Generally, it is true that thousands of mobile phones in the vicinity of one beacon are not affected by one another for the reason you say. When scanning, the phones' Bluetooth chips are in receive only mode.
In practice, however, phones are often transmitting as well for at least two reasons:
Both iOS and Android devices doing BLE scanning will transmit a scan request packet to the beacon when it is first detected, which will cause the beacon to reply with a scan response packet if it is built to do so. (Some but not all hardware beacons send a scan response. Software beacons typically do.)
See more here
Phones sometimes run other apps that themselves may be using BLE advertising in the background or even establishing BLE connections or data exchange with other phones or other BLE devices in the vicinity (e.g. a user wearing a smart watch).
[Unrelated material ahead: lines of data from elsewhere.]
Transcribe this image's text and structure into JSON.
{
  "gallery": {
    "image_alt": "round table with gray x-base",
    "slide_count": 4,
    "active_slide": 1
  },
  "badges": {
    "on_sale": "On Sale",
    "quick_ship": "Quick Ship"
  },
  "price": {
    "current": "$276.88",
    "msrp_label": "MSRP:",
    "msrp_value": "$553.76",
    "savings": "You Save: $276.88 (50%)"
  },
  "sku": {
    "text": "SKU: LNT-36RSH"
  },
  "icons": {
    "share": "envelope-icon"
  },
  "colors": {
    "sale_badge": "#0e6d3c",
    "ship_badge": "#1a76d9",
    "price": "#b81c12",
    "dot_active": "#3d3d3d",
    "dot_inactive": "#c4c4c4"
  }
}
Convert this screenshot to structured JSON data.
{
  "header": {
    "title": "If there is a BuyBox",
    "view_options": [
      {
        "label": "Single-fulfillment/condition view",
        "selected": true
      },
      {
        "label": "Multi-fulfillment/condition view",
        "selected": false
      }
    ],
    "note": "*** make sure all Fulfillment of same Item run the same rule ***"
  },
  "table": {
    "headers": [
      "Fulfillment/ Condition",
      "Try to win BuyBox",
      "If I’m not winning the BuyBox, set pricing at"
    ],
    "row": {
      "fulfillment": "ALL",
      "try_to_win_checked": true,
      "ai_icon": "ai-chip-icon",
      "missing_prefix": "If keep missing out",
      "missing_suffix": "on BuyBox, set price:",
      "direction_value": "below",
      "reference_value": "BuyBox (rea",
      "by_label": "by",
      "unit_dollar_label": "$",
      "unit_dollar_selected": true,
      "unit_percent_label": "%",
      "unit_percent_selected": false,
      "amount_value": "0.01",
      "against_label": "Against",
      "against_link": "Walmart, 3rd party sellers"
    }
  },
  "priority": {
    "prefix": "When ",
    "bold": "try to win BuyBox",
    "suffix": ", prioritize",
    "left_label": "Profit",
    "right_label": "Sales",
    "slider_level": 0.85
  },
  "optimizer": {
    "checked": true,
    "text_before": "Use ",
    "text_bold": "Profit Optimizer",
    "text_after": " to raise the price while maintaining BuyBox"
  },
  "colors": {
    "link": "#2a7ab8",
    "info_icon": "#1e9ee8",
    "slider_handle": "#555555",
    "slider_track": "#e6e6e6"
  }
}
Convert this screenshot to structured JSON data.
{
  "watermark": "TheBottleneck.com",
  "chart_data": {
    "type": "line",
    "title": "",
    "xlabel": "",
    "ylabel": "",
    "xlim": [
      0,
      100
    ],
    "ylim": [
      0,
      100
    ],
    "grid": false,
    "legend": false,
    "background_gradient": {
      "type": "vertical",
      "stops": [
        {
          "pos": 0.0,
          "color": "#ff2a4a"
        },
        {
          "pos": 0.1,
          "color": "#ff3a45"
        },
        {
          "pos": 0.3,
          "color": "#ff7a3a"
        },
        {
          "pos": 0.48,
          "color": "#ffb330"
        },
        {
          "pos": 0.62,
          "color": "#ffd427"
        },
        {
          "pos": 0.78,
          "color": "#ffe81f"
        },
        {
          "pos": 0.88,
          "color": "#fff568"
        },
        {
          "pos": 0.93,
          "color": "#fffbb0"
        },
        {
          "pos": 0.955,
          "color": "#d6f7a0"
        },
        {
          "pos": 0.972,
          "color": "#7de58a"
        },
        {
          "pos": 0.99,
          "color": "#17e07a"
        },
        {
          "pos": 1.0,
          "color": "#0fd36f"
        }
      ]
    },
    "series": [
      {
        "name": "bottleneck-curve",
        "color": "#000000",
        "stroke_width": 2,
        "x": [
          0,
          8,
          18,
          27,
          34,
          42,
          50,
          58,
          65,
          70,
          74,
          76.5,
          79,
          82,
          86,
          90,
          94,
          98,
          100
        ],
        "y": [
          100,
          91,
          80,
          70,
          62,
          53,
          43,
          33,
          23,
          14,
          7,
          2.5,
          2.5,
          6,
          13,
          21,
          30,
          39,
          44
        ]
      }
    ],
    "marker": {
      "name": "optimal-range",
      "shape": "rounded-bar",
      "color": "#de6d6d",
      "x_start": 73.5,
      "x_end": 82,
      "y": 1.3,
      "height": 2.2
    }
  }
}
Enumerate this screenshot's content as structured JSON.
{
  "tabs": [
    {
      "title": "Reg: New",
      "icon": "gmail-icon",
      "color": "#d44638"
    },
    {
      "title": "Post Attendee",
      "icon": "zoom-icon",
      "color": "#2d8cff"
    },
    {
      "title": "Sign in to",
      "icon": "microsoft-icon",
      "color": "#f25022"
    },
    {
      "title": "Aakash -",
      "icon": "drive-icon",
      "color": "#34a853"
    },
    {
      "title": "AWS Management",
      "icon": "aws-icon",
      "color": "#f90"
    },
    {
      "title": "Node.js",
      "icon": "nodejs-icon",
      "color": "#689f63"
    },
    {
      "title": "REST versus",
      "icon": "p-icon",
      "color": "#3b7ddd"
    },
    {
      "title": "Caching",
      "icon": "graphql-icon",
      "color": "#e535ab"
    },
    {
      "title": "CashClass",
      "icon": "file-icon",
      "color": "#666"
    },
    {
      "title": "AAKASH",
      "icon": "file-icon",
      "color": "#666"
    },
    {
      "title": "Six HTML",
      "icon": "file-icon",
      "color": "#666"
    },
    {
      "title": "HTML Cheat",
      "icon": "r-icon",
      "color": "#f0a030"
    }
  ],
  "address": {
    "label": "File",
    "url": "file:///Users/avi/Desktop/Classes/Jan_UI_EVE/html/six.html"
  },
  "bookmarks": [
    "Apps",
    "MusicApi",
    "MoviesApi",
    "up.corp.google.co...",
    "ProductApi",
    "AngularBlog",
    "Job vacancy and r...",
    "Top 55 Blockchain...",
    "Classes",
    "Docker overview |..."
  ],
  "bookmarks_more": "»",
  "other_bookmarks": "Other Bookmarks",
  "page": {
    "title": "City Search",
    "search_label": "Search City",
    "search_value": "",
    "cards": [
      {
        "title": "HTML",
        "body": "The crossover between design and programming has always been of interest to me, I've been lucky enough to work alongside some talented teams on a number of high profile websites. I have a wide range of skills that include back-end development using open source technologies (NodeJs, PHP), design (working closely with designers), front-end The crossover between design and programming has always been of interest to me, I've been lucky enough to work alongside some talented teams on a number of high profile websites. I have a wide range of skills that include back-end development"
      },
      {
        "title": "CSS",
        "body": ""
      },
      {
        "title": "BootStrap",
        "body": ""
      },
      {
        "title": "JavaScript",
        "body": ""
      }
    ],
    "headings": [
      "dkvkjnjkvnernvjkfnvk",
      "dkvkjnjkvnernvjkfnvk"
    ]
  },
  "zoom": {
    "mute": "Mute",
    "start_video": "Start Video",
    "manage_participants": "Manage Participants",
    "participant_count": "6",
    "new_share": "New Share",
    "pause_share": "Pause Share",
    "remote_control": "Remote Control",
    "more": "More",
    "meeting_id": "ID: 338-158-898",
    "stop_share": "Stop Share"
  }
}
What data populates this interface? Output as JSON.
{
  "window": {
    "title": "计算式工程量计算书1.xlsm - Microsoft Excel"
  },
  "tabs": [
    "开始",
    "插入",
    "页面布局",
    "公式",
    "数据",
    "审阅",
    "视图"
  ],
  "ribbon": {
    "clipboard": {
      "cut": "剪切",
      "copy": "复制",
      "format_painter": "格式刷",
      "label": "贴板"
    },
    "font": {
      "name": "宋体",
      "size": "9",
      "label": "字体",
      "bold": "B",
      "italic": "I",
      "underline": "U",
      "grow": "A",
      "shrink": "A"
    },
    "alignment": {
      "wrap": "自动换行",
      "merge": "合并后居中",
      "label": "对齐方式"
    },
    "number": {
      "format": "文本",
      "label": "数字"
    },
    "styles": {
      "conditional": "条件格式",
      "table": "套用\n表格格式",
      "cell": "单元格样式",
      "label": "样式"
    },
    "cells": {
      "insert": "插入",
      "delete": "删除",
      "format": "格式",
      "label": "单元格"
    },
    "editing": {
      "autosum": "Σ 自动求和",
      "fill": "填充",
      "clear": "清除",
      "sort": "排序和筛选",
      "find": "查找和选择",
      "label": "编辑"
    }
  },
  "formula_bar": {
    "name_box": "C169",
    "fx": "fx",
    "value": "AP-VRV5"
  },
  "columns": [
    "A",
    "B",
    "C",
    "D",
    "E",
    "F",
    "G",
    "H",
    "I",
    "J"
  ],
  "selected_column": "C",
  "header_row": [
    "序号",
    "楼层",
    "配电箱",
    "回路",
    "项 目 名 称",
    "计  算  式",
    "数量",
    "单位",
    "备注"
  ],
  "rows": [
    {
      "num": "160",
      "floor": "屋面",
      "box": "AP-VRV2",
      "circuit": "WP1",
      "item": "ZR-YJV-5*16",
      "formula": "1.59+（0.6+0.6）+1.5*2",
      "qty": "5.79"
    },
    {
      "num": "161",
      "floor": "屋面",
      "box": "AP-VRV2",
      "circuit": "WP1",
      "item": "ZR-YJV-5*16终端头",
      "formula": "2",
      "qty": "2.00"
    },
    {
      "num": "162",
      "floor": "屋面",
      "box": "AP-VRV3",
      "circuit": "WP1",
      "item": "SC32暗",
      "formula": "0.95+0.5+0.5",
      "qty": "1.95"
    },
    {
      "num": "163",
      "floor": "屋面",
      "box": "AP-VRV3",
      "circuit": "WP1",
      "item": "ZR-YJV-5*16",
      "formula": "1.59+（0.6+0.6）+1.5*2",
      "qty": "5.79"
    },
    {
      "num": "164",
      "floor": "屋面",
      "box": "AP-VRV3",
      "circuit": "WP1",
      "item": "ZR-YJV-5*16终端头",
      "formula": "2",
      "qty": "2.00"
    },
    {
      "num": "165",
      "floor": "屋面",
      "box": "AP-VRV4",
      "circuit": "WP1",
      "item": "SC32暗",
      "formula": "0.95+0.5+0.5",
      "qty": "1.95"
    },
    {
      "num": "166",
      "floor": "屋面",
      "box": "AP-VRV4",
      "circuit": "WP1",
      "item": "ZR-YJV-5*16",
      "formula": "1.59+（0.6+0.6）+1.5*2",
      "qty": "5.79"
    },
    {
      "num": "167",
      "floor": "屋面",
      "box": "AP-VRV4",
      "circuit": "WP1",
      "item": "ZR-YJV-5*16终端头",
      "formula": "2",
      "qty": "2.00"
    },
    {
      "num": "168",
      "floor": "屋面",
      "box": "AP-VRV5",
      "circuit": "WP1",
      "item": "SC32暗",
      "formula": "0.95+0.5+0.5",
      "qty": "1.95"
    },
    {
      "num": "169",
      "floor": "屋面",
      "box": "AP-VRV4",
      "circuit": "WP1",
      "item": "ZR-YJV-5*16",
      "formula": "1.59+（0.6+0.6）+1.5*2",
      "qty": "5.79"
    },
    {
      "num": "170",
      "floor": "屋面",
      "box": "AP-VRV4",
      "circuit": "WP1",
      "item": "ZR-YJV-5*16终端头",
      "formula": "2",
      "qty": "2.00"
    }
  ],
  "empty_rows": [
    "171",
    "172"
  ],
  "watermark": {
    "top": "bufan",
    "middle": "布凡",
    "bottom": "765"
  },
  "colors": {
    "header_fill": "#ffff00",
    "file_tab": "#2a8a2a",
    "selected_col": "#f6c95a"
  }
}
The above caveats generally do not affect your use case much. Bluetooth traffic causes collisions that will affect detections, but this only reduces detection rates, it does not stop detections. In practice, detections still happen even with many hundreds of beacons transmitting in a short range to many hundreds of phones. I have seen this work for hundreds of conference attendees in the same room each wearing a personal beacon transmitter.
I also set up a beacon-based indoor back system at the Consumer Electronics Show. Thousands of people were in BLE range of transmitting beacon during keynote speeches, and many of them had the conference app that was scanning for these beacons. While I have no stats on detection rates, it generally detected the beacons just fine.